Ripple continues making progress, with several significant legal victories against the SEC. Technically, the XRP price appears to have bottomed, but momentum still seems weak. Here is an update on the key developments between Ripple and the SEC:
The SEC v. Ripple case is a court case in the United States Southern District Court of New York. In December 2020, the SEC filed a complaint against Ripple Labs, Inc. and two of its executives, Bradley Garlinghouse and Christian Larsen, alleging the unregistered offer and sale of XRP, a digital token, as a security. The SEC accused Ripple of illegally raising more than $1.3 billion in an unregistered securities offering by selling XRP.
In July 2023, U.S. District Judge Analisa Torres granted summary judgment to Ripple on claims by the SEC that it peddled unregistered securities through sales to retail investors on digital asset exchanges. Those investors, Torres reasoned, did not know that Ripple was on the other side of the trades, so they could not have expected that Ripple would use their money to boost the value of the tokens. But the judge reached a different conclusion about Ripple’s XRP sales to sophisticated institutional investors. Ripple pitched those investors on its plans to make XRP an indispensable mode of blockchain payment. So, according to Torres, when Ripple sold XRP to those investors, it was engaged in securities transactions under the U.S. Supreme Court’s longstanding Howey test.

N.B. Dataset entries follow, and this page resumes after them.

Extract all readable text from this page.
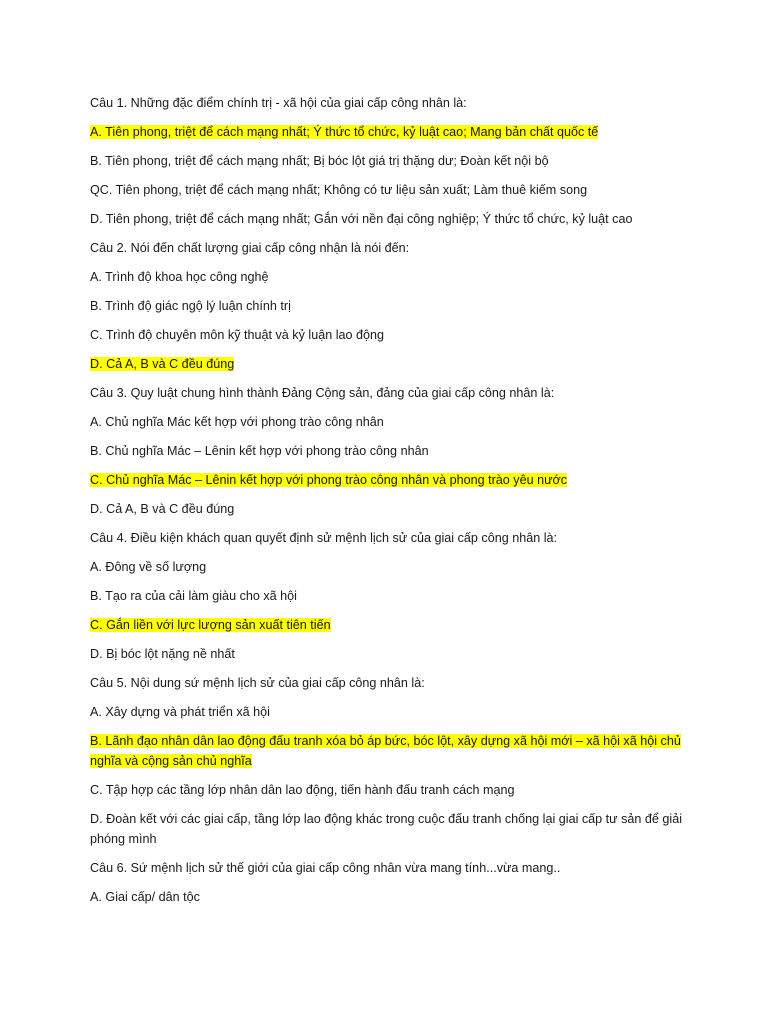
Câu 1. Những đặc điểm chính trị - xã hội của giai cấp công nhân là:

A. Tiên phong, triệt để cách mạng nhất; Ý thức tổ chức, kỷ luật cao; Mang bản chất quốc tế

B. Tiên phong, triệt để cách mạng nhất; Bị bóc lột giá trị thặng dư; Đoàn kết nội bộ

QC. Tiên phong, triệt để cách mạng nhất; Không có tư liệu sản xuất; Làm thuê kiếm song

D. Tiên phong, triệt để cách mạng nhất; Gắn với nền đại công nghiệp; Ý thức tổ chức, kỷ luật cao

Câu 2. Nói đến chất lượng giai cấp công nhận là nói đến:

A. Trình độ khoa học công nghệ

B. Trình độ giác ngộ lý luận chính trị

C. Trình độ chuyên môn kỹ thuật và kỷ luận lao động

D. Cả A, B và C đều đúng

Câu 3. Quy luật chung hình thành Đảng Cộng sản, đảng của giai cấp công nhân là:

A. Chủ nghĩa Mác kết hợp với phong trào công nhân

B. Chủ nghĩa Mác – Lênin kết hợp với phong trào công nhân

C. Chủ nghĩa Mác – Lênin kết hợp với phong trào công nhân và phong trào yêu nước

D. Cả A, B và C đều đúng

Câu 4. Điều kiện khách quan quyết định sử mệnh lịch sử của giai cấp công nhân là:

A. Đông về số lượng

B. Tạo ra của cải làm giàu cho xã hội

C. Gắn liền với lực lượng sản xuất tiên tiến

D. Bị bóc lột nặng nề nhất

Câu 5. Nội dung sứ mệnh lịch sử của giai cấp công nhân là:

A. Xây dựng và phát triển xã hội

B. Lãnh đạo nhân dân lao động đấu tranh xóa bỏ áp bức, bóc lột, xây dựng xã hội mới – xã hội xã hội chủ nghĩa và cộng sản chủ nghĩa

C. Tập hợp các tầng lớp nhân dân lao động, tiến hành đấu tranh cách mạng

D. Đoàn kết với các giai cấp, tầng lớp lao động khác trong cuộc đấu tranh chống lại giai cấp tư sản để giải phóng mình

Câu 6. Sứ mệnh lịch sử thế giới của giai cấp công nhân vừa mang tính...vừa mang..

A. Giai cấp/ dân tộc
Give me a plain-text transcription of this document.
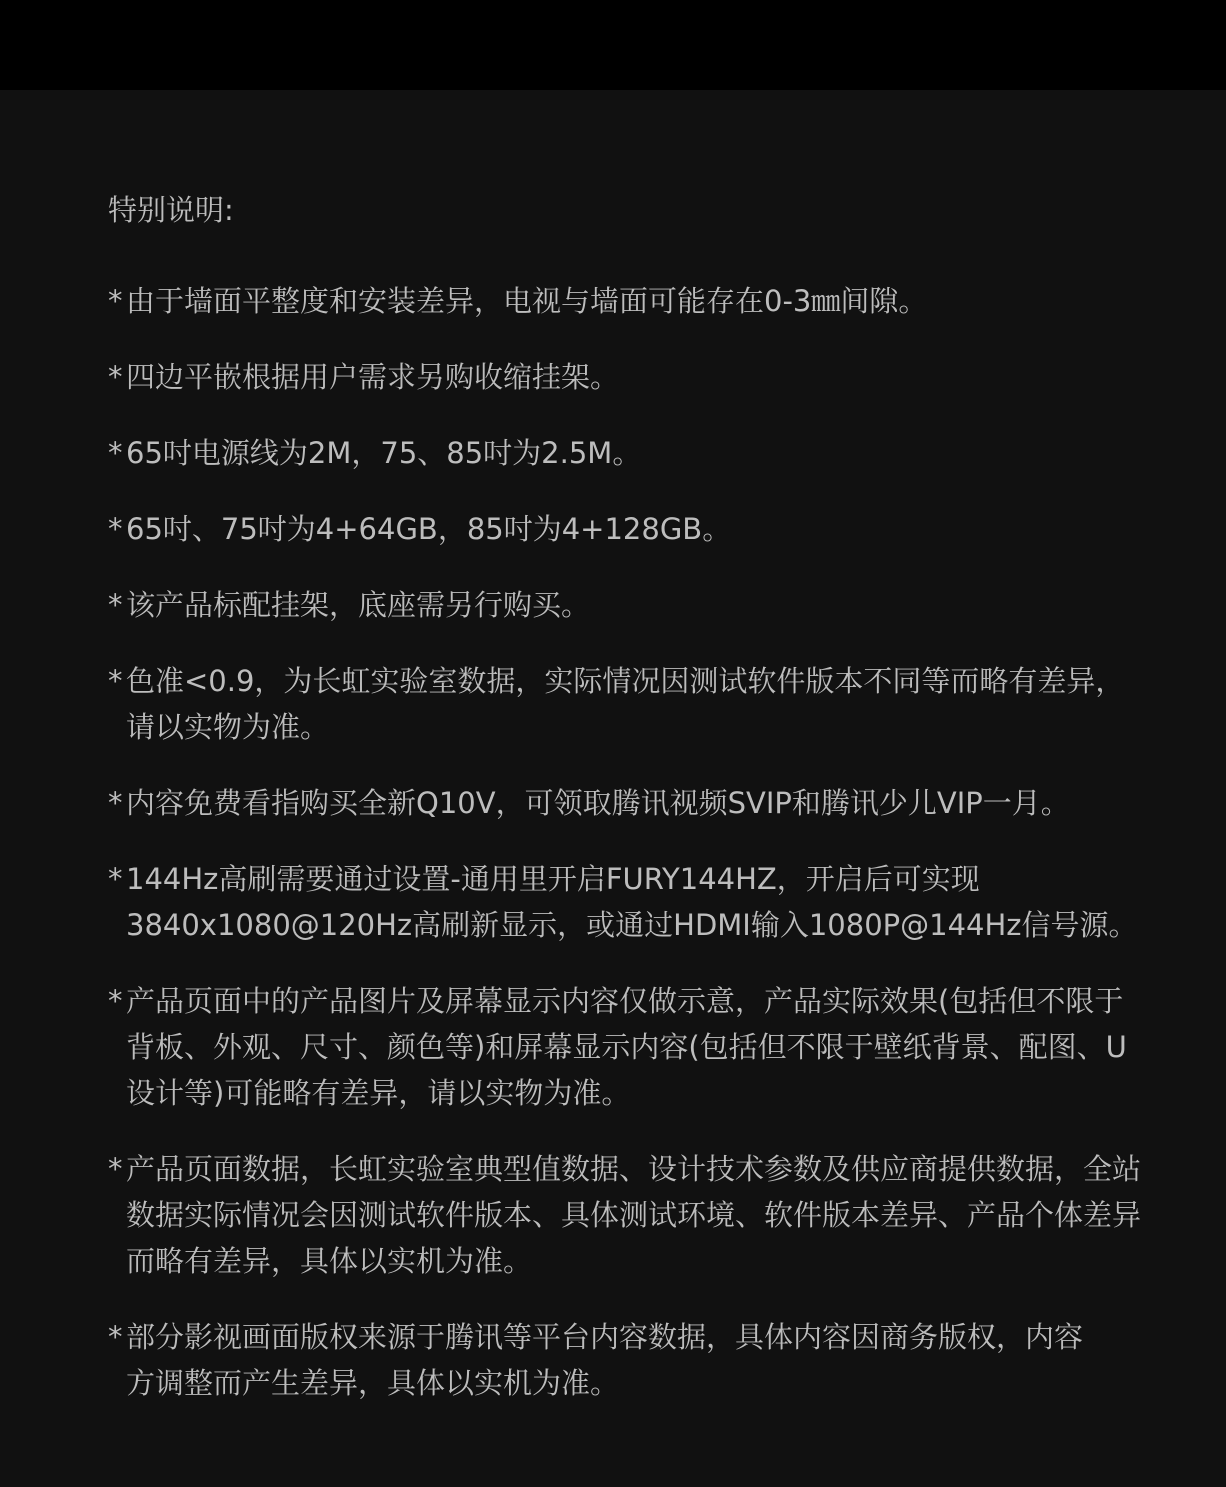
特别说明:
* 由于墙面平整度和安装差异，电视与墙面可能存在0-3㎜间隙。
* 四边平嵌根据用户需求另购收缩挂架。
* 65吋电源线为2M，75、85吋为2.5M。
* 65吋、75吋为4+64GB，85吋为4+128GB。
* 该产品标配挂架，底座需另行购买。
* 色准<0.9，为长虹实验室数据，实际情况因测试软件版本不同等而略有差异，请以实物为准。
* 内容免费看指购买全新Q10V，可领取腾讯视频SVIP和腾讯少儿VIP一月。
* 144Hz高刷需要通过设置-通用里开启FURY144HZ，开启后可实现3840x1080@120Hz高刷新显示，或通过HDMI输入1080P@144Hz信号源。
* 产品页面中的产品图片及屏幕显示内容仅做示意，产品实际效果(包括但不限于背板、外观、尺寸、颜色等)和屏幕显示内容(包括但不限于壁纸背景、配图、U设计等)可能略有差异，请以实物为准。
* 产品页面数据，长虹实验室典型值数据、设计技术参数及供应商提供数据，全站数据实际情况会因测试软件版本、具体测试环境、软件版本差异、产品个体差异而略有差异，具体以实机为准。
* 部分影视画面版权来源于腾讯等平台内容数据，具体内容因商务版权，内容方调整而产生差异，具体以实机为准。
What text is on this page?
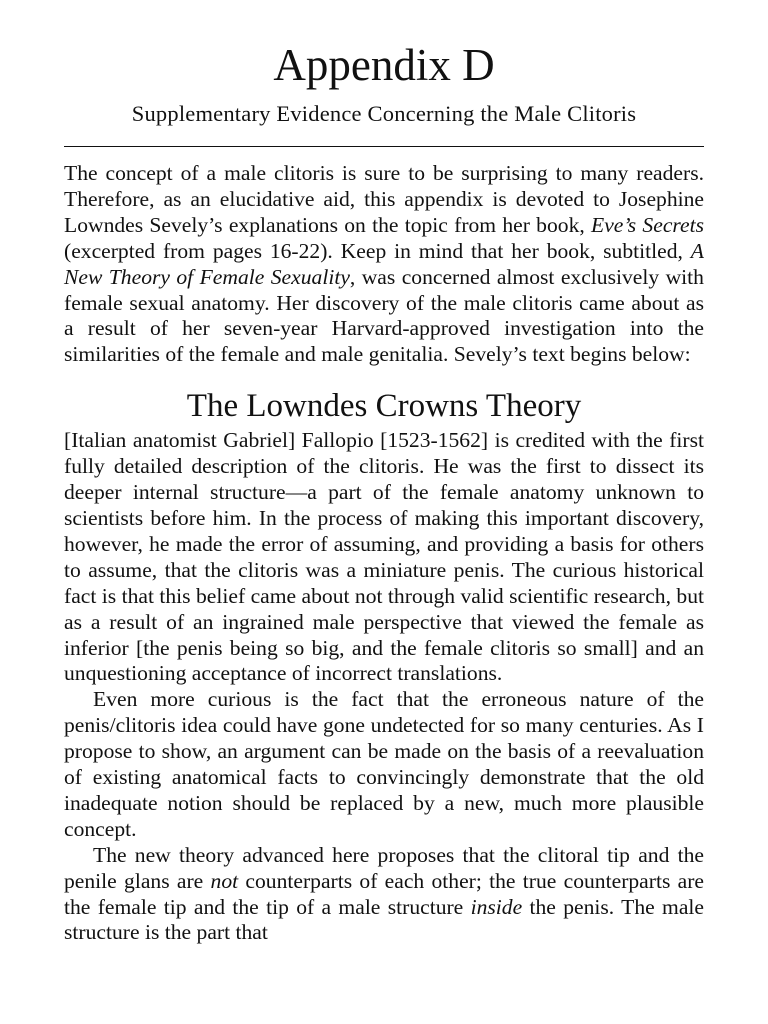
Appendix D
Supplementary Evidence Concerning the Male Clitoris

The concept of a male clitoris is sure to be surprising to many readers. Therefore, as an elucidative aid, this appendix is devoted to Josephine Lowndes Sevely’s explanations on the topic from her book, Eve’s Secrets (excerpted from pages 16-22). Keep in mind that her book, subtitled, A New Theory of Female Sexuality, was concerned almost exclusively with female sexual anatomy. Her discovery of the male clitoris came about as a result of her seven-year Harvard-approved investigation into the similarities of the female and male genitalia. Sevely’s text begins below:

The Lowndes Crowns Theory

[Italian anatomist Gabriel] Fallopio [1523-1562] is credited with the first fully detailed description of the clitoris. He was the first to dissect its deeper internal structure—a part of the female anatomy unknown to scientists before him. In the process of making this important discovery, however, he made the error of assuming, and providing a basis for others to assume, that the clitoris was a miniature penis. The curious historical fact is that this belief came about not through valid scientific research, but as a result of an ingrained male perspective that viewed the female as inferior [the penis being so big, and the female clitoris so small] and an unquestioning acceptance of incorrect translations.

Even more curious is the fact that the erroneous nature of the penis/clitoris idea could have gone undetected for so many centuries. As I propose to show, an argument can be made on the basis of a reevaluation of existing anatomical facts to convincingly demonstrate that the old inadequate notion should be replaced by a new, much more plausible concept.

The new theory advanced here proposes that the clitoral tip and the penile glans are not counterparts of each other; the true counterparts are the female tip and the tip of a male structure inside the penis. The male structure is the part that
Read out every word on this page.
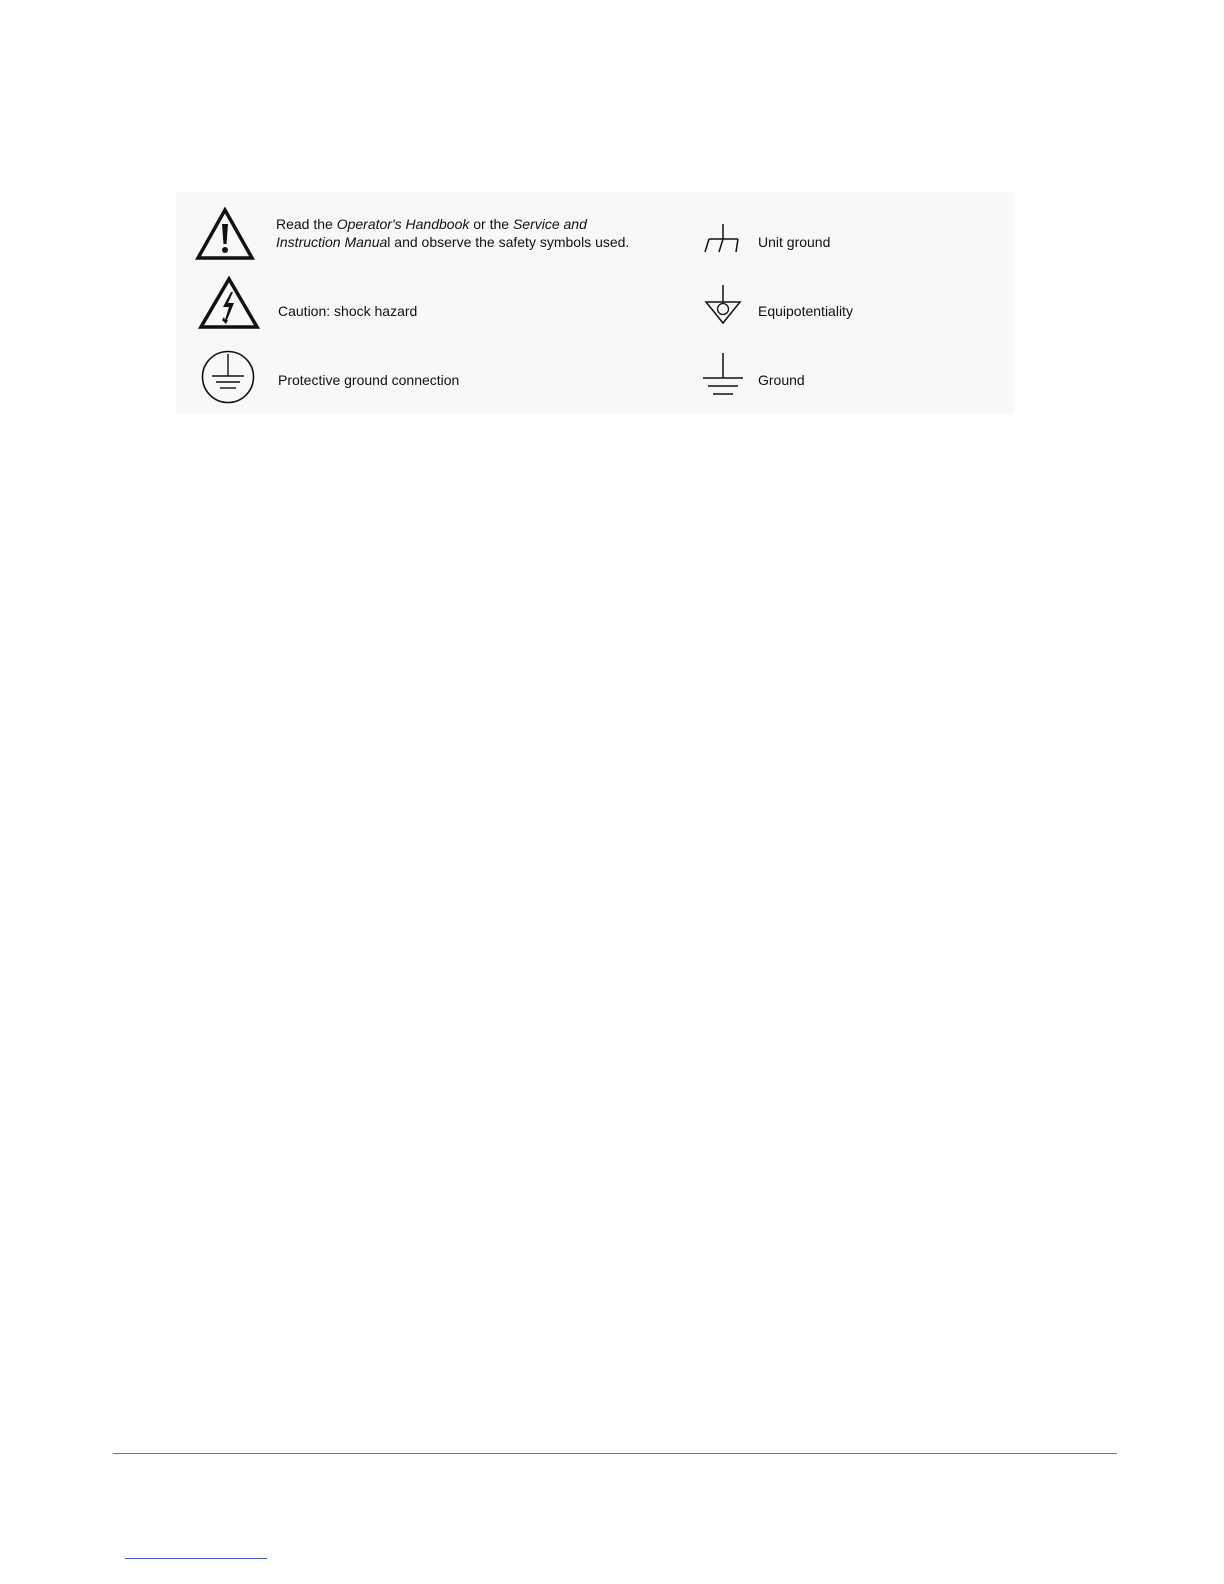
Read the Operator's Handbook or the Service and
Instruction Manual and observe the safety symbols used.	Unit ground
Caution: shock hazard	Equipotentiality
Protective ground connection	Ground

In July 2023, Judge Torres granted Ripple a partial win in the case, finding that sales of XRP on public exchanges were not unregistered securities offerings. Torres subsequently rejected a request by the SEC to appeal that ruling. She also ruled partly in the SEC's favor, saying the agency had shown the company's $728.9 million of XRP sales to hedge funds and other sophisticated buyers had violated the law. The SEC's claims against Garlinghouse and Larsen over their role in those sales were to be tried before a jury.
On October 19, 2023, the SEC dropped claims against two Ripple Labs executives, Brad Garlinghouse and Chris Larsen, in its lawsuit alleging the blockchain company violated U.S. securities law. The agency said in court papers it is dropping claims that Ripple Chief Executive Brad Garlinghouse and co-founder Chris Larsen aided and abetted sales of the cryptocurrency XRP which a judge has found amounted to unregistered sales of securities.
In summary, Ripple has had some wins in the case, with Judge Torres ruling in their favor on some claims and the SEC dropping claims against two Ripple Labs executives. However, the case is not yet over, and two defendants still await trial and final judgments on aiding and abetting the offerings.